In the first flashback, we learn how the women bonded as teenagers in 1997 after Sophia moved to Shanghai from Korea and Nina tutored her in Mandarin.

The timeline then shifts to Hunan in 1829 to record the sisters-for-life pledge made as seven-year-olds by Sophia’s great-great grandmother Snow Flower (Jun) and Lily (Li) on the day their feet were painfully bound, a custom meant to ensure both would find a “good husband.” Forbidden from seeing each other, they communicated for years via a secret language known as Nüshu used by women in Hunan and written inside folding fans as they’re married off, bear children and suffer mightily.

Thereafter the film switches back and forth between those three eras, including a dramatically-charged sequence during the Taiping Rebellion, a structure which interrupts the narrative flow and dilutes the tension as the women take different paths.

It emerges that Nina hadn’t seen Sophia since the latter moved to Australia and it was a painful parting while Snow Flower and Lily similarly became estranged. The main suspense revolves around how these sisters-for-life were torn apart and in finding out if and how they reunite.

Nina abandons plans to move to Gotham, maintains a bedside vigil and discovers Sophia was writing a book about her great-great grandma.

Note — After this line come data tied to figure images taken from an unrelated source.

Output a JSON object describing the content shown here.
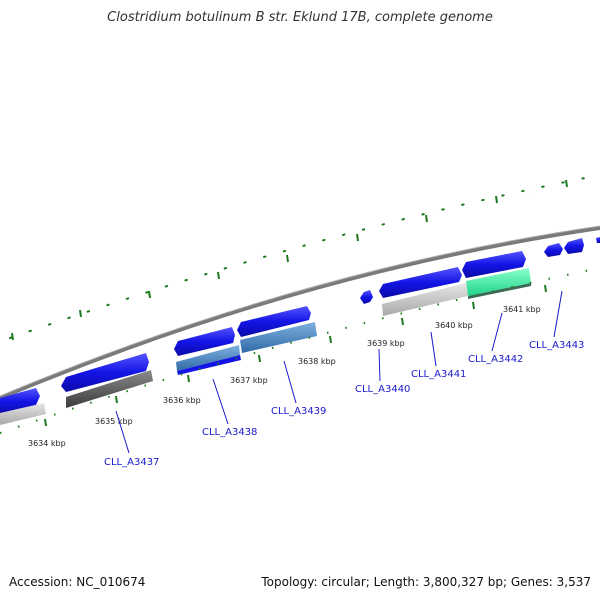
{
  "title": "Clostridium botulinum B str. Eklund 17B, complete genome",
  "footer": {
    "accession": "Accession: NC_010674",
    "summary": "Topology: circular; Length: 3,800,327 bp; Genes: 3,537"
  },
  "colors": {
    "forward_gene": "#1414e6",
    "reverse_gene": "#1414e6",
    "backbone": "#808080",
    "tick": "#1e7a1e",
    "label": "#1a1acc",
    "feature_gray": "#c8c8c8",
    "feature_dark": "#5a5a5a",
    "feature_steel": "#4a86c0",
    "feature_teal": "#33ee99"
  },
  "scale_labels": [
    "3634 kbp",
    "3635 kbp",
    "3636 kbp",
    "3637 kbp",
    "3638 kbp",
    "3639 kbp",
    "3640 kbp",
    "3641 kbp"
  ],
  "gene_labels": [
    "CLL_A3437",
    "CLL_A3438",
    "CLL_A3439",
    "CLL_A3440",
    "CLL_A3441",
    "CLL_A3442",
    "CLL_A3443"
  ]
}
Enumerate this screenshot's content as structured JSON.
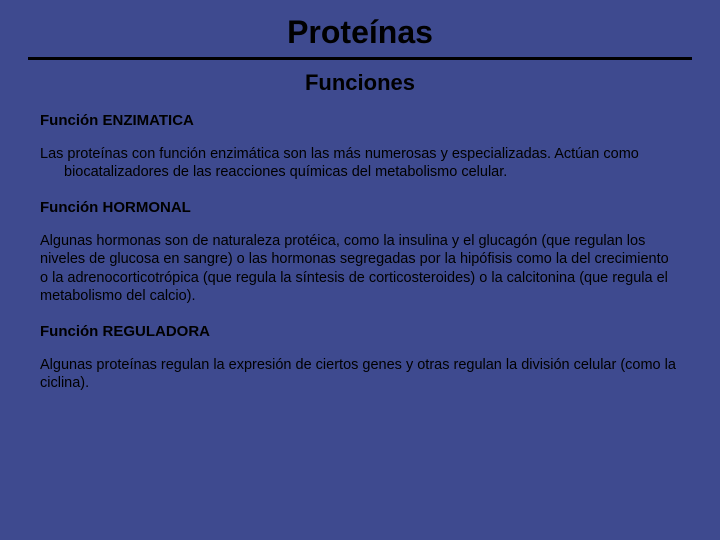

Without giving away any spoilers, the flimsiest pretext is provided for the Sophia and Nina break-up. As for Hugh’s cameo, suffice to say he gets to croon a song in Mandarin and English but he’s scarcely a well-rounded character, functioning as a plot device.  Indeed, virtually all the men portrayed here are thinly-sketched or clichés, which may not bother those who crave a sentimental chick flick about love and loyalty. 

A deep friendship between two women is a timeless theme but it’s a stretch for Wang and the scriptwriters to draw any meaningful parallels between life in feudal China with its subjugation of women and arranged marriages, and present day progressive, economically booming Shanghai.